Department of Medicine, Stanford University School of Medicine, Stanford, California, USA.
Department of Medicine, Mayo Alix School of Medicine, Rochester, Minnesota, USA.
J Clin Invest. 2021 Jan 4;131(1). doi: 10.1172/JCI136042.
The aorta and the large conductive arteries are immunoprivileged tissues and are protected against inflammatory attack. A breakdown of immunoprivilege leads to autoimmune vasculitis, such as giant cell arteritis, in which CD8+ Treg cells fail to contain CD4+ T cells and macrophages, resulting in the formation of tissue-destructive granulomatous lesions. Here, we report that the molecular defect of malfunctioning CD8+ Treg cells lies in aberrant NOTCH4 signaling that deviates endosomal trafficking and minimizes exosome production. By transcriptionally controlling the profile of RAB GTPases, NOTCH4 signaling restricted vesicular secretion of the enzyme NADPH oxidase 2 (NOX2). Specifically, NOTCH4hiCD8+ Treg cells increased RAB5A and RAB11A expression and suppressed RAB7A, culminating in the accumulation of early and recycling endosomes and sequestering of NOX2 in an intracellular compartment. RAB7AloCD8+ Treg cells failed in the surface translocation and exosomal release of NOX2. NOTCH4hiRAB5AhiRAB7AloRAB11AhiCD8+ Treg cells left adaptive immunity unopposed, enabling a breakdown in tissue tolerance and aggressive vessel wall inflammation. Inhibiting NOTCH4 signaling corrected the defect and protected arteries from inflammatory insult. This study implicates NOTCH4-dependent transcriptional control of RAB proteins and intracellular vesicle trafficking in autoimmune disease and in vascular inflammation.

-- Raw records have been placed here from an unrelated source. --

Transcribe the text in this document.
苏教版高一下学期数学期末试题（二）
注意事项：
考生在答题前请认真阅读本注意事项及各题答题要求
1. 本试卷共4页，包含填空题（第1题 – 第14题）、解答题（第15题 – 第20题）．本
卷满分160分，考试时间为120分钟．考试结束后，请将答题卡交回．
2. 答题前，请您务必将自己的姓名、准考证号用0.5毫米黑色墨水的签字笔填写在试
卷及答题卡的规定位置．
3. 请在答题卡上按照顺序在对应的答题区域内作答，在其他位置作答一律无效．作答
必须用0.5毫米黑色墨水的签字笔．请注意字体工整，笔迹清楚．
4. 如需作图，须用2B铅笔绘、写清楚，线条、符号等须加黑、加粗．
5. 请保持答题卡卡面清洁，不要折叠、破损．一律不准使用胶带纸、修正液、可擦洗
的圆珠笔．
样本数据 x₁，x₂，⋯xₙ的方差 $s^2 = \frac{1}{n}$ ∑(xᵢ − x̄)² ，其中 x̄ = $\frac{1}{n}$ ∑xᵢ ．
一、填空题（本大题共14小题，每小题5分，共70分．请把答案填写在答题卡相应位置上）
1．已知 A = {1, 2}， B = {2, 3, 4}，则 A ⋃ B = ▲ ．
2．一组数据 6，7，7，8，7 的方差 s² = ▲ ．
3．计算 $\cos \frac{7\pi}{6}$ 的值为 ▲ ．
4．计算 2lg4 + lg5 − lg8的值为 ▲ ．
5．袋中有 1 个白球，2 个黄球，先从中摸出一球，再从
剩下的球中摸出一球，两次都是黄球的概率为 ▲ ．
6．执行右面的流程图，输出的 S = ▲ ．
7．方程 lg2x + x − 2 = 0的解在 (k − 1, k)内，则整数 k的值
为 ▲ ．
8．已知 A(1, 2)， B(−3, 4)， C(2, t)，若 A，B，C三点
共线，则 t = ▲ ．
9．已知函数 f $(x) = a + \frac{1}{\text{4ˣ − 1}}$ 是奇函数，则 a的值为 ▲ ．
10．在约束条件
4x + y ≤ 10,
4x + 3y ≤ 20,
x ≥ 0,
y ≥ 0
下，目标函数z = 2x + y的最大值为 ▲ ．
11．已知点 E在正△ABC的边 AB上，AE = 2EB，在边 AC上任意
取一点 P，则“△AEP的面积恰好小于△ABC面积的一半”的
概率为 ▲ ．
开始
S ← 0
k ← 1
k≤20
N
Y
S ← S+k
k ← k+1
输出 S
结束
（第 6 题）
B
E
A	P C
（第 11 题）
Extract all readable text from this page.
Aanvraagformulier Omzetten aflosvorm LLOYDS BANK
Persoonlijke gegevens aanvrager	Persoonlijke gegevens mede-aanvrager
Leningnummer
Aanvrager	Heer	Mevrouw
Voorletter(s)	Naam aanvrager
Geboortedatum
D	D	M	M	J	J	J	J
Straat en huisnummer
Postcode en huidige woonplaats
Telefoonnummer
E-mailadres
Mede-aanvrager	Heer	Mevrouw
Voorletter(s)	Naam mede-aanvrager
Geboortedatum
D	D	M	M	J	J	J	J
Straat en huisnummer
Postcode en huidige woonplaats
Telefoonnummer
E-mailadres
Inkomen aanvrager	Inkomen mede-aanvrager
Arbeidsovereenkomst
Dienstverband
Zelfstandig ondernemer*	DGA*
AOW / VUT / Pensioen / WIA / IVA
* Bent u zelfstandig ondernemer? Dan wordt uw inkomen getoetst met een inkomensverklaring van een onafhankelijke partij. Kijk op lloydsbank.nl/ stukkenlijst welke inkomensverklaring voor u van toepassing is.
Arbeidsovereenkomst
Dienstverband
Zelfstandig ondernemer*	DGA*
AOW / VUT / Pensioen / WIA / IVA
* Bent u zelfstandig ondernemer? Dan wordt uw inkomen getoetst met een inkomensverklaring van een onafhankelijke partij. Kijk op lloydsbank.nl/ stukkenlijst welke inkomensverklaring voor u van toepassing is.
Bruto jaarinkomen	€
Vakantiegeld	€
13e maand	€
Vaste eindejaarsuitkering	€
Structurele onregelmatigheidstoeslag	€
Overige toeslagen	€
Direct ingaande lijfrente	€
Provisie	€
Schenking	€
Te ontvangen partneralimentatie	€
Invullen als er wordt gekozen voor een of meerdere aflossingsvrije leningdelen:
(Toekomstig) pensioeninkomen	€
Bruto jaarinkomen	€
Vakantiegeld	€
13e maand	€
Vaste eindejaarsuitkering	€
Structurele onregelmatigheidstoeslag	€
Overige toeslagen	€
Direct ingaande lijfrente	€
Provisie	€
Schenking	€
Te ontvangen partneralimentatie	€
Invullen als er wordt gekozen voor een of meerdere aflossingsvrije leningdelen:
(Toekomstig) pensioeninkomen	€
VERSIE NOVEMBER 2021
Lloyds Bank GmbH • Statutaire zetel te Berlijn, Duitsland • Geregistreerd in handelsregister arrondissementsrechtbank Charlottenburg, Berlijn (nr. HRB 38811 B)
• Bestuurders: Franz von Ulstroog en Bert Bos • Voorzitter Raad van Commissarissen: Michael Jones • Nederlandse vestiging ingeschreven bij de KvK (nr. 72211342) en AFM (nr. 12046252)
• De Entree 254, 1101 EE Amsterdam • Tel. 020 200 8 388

主动脉和大传导动脉是免疫特惠组织,免受炎症攻击。免疫特惠的破坏导致自身免疫性血管炎,如巨细胞性动脉炎,其中 CD8+Treg 细胞未能控制 CD4+T 细胞和巨噬细胞,导致组织破坏性肉芽肿病变的形成。在这里,我们报告说,功能失调的 CD8+Treg 细胞的分子缺陷在于异常的 NOTCH4 信号,该信号偏离内体运输并最小化外泌体的产生。通过转录控制 RAB GTPases 的特征,NOTCH4 信号限制了 NADPH 氧化酶 2(NOX2)的酶泡分泌。具体而言,NOTCH4hiCD8+Treg 细胞增加了 RAB5A 和 RAB11A 的表达,并抑制了 RAB7A,导致早期和再循环内体的积累和 NOX2 在内质体中的隔离。RAB7AloCD8+Treg 细胞未能进行表面易位和 NOX2 的外泌体释放。NOTCH4hiRAB5AhiRAB7AloRAB11AhiCD8+Treg 细胞使适应性免疫不受阻碍,导致组织耐受性破坏和血管壁炎症加剧。抑制 NOTCH4 信号可纠正缺陷并保护动脉免受炎症损伤。这项研究表明,NOTCH4 依赖性 RAB 蛋白的转录控制和细胞内囊泡运输参与了自身免疫性疾病和血管炎症。